Cencerrada comes from cencerro (or cowbell); cacerolada/cacerolazo comes from cacerola (or saucepan). Political pot-banging is called cacerolada/cacerolazo, whereas a traditional form of rough music – or charivari – is called cencerrada. The article traces the history of rough music in the twentieth century and the history of pot-banging.Kerry argues that the origins of political pot-banging can be traced to the ‘March of Empty Pots and Pans’ in 1971 in Chile. From Chile it spread to other parts of South America, and in 1983 pot-banging was appropriated in Spain as a practice of political protest.

Traditional charivari (cencerrada) was organised when a widow/widower was remarried or when there was a large age difference between the groom and the bride. It would usually last one day, and it was expected that the groom would pay a ‘fine’ to cover drinks. This seems to have been a common practice in the first half of twentieth-century Spain, but it started to decline in the 50’s and 60’s. By the 80’s it had died out.

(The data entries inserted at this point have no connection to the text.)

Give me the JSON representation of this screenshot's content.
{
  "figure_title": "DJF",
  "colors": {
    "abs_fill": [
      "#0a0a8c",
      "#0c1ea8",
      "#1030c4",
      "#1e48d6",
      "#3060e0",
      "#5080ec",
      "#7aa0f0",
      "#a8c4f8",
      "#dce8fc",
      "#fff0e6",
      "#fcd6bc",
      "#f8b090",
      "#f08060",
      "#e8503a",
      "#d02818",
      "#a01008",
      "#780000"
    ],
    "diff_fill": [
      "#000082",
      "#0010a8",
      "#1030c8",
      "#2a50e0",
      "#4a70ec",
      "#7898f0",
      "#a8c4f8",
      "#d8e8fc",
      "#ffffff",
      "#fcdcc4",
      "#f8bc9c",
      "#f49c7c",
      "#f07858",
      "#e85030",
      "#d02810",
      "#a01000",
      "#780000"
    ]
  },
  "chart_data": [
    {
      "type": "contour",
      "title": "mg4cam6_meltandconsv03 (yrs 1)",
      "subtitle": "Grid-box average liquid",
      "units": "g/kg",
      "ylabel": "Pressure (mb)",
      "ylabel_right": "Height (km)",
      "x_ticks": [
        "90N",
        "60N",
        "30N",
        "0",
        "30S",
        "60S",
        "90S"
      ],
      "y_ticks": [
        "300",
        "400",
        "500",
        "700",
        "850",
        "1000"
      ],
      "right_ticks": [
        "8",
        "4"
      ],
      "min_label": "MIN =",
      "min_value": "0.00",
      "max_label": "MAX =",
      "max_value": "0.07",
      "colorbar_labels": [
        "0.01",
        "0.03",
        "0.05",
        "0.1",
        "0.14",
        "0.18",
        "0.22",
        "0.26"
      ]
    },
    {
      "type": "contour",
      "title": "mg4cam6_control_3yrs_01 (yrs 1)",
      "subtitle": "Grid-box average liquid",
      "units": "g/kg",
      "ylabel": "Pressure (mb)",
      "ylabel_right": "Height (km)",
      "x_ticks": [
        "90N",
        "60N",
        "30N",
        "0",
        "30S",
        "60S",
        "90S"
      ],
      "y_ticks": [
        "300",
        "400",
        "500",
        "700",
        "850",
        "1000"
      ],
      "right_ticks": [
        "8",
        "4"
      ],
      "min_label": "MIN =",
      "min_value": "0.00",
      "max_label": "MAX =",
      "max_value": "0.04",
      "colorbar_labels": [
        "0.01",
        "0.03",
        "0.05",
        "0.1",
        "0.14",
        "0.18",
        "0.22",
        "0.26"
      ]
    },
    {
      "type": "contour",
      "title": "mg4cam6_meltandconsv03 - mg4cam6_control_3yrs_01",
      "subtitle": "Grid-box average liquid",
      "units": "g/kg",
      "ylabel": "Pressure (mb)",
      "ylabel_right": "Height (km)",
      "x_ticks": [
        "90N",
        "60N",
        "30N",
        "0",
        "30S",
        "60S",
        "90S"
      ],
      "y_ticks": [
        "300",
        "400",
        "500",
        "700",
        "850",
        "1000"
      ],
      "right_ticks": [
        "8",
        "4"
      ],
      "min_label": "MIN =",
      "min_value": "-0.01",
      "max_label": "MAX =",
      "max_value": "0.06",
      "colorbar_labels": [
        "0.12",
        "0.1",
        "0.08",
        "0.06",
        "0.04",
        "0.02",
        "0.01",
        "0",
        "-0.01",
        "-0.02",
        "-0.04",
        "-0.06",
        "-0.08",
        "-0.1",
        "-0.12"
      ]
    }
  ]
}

The cencerrada survived the longest in rural communities in Spain, those that survived the ‘emptying of the rural space’ in the 50’s and 60’s (1 in 6 migrated internally or externally). But Kerry argues that in additional to the demographic challenges, attitudes towards gender may have also influenced the decline and eventual disappearance.

Political pot-banging (cacerolada) in Spain occurred in June 1983 to protest the closure of steel plant in Porto de Sagunto, including a wide action of strikes and demonstrations lasting for 500 days. The June 1983 action followed the Chilean Day of National Protest a month earlier against the policies of Augusto Pinochet. In December 1983, the Saguntinos also declared a day of general strike that resembled more the Chilean style of banging pots and pans whilst in their homes. And the Spanish protests were linked to anti- deindustrialisation and anti-drug activism and other causes and disputes.

Kerry further highlighted that not only are the two terms different but also the staging, sounds, and the purposes of cencerradas and caceroladas are different. In the case of cencerradas, whose sound has been described as ‘devilish’, there is also vocalisation in addition to the sound-making with bells, whistles, guns, and fireworks. A cacerolada relies mainly on the usage of kitchen items as instruments; vocalisation is not as important and therefore the sounds are different.

Kerry posited another key difference between the two forms of practices – the gender dimension. Whereas the gendered authority of women is central to caceroladas, the cencerradas tend to be more involved in communal shaming and other actions that often target women sexuality.

Buchanan agreed with the argument of the article, particularly the importance of the differences that are drawn between the two practices. He further considered it refreshing to focus on political protest practices offered a different take on twentieth century Spanish history, thus departing from the more common focus on political ideologies and parties.

But he outlined the need to understand how the effectiveness of these protest practices can be gauged, and how these protests relate to more formal organised action. He argued that one cannot ignore the trade unions and political party activism in Spain, and it is thus important to understand how these protest practices fit within the protest movements in Spain.

Buchanan further argued that if the argument is that pot-banging is an import from 1971 Latin America, the question is why does it take the Spanish about 10 years to discover it? According to him, these issue could be related to the role of the Franco dictatorship in suppressing protests, and he suggested that examining how these forms of protests fit within Spanish twentieth century history could be a possible avenue for Kerry’s future research.

The discussion focused on the repertoires of protestation across Europe, semiotic aspects of the two practices, the local aspect of manifestation of the protest practices discussed, and the self-perception of the protest actors – that is whether they feel a connection to past protest movements who have been employing similar practices.